The Symptoms of the Season
So how do you know if you are experiencing a Mid-Life Christmas? There are a variety of emotions that can accompany this affliction. Most commonly is a lack of interest, resentment, or even dread for the holiday season. Underneath this outer shell of these protective emotions are often guilt, sadness, regret, fatigue, loss and overwhelmed. Many of us are taught to spend our lives avoiding these emotions, when the answer lies in embracing where they come from.
Just as in our Mid-Life Crises, many of our issues about the holidays begin earlier in life, and we often have to find where our spirit of Christmas abandoned us. Some of us grew up with the classic Christmas full of gifts and cheer, and some with year after year of disappointments that had us wondering about our worth and value. Why are both people feeling the same thing now? Is that really what the designers of Christmas had in mind? I think not.

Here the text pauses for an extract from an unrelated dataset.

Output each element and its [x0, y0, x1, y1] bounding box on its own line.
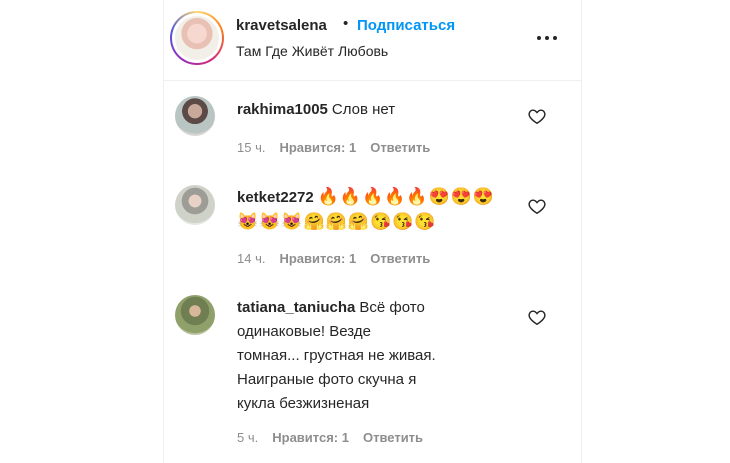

I would ask you all to remember that the idea of Christmas is for all of us, and it is not intended for the wealthy. It is not intended only for the Christian. It was not designed to measure about how much we give or receive. It is designed to awaken and remind us of a spirit of giving from our heart and finding our abundance. It is a reminder of what we can look to find in everyday, not just one day of the year.
All I Need is a Remedy
As a remedy to the Mid-Life Christmas, I have suggested that people remove some of the demands of the holiday, and instead pick a day of the year that means something to them. On or around that day, send your cards or celebrate that day as your reminder of your abundance. You may still exchange the gifts on Christmas, but realize that you don’t have to put all of the pressure and demands on yourself or your family. Work to find the meaning and gifts in everyday.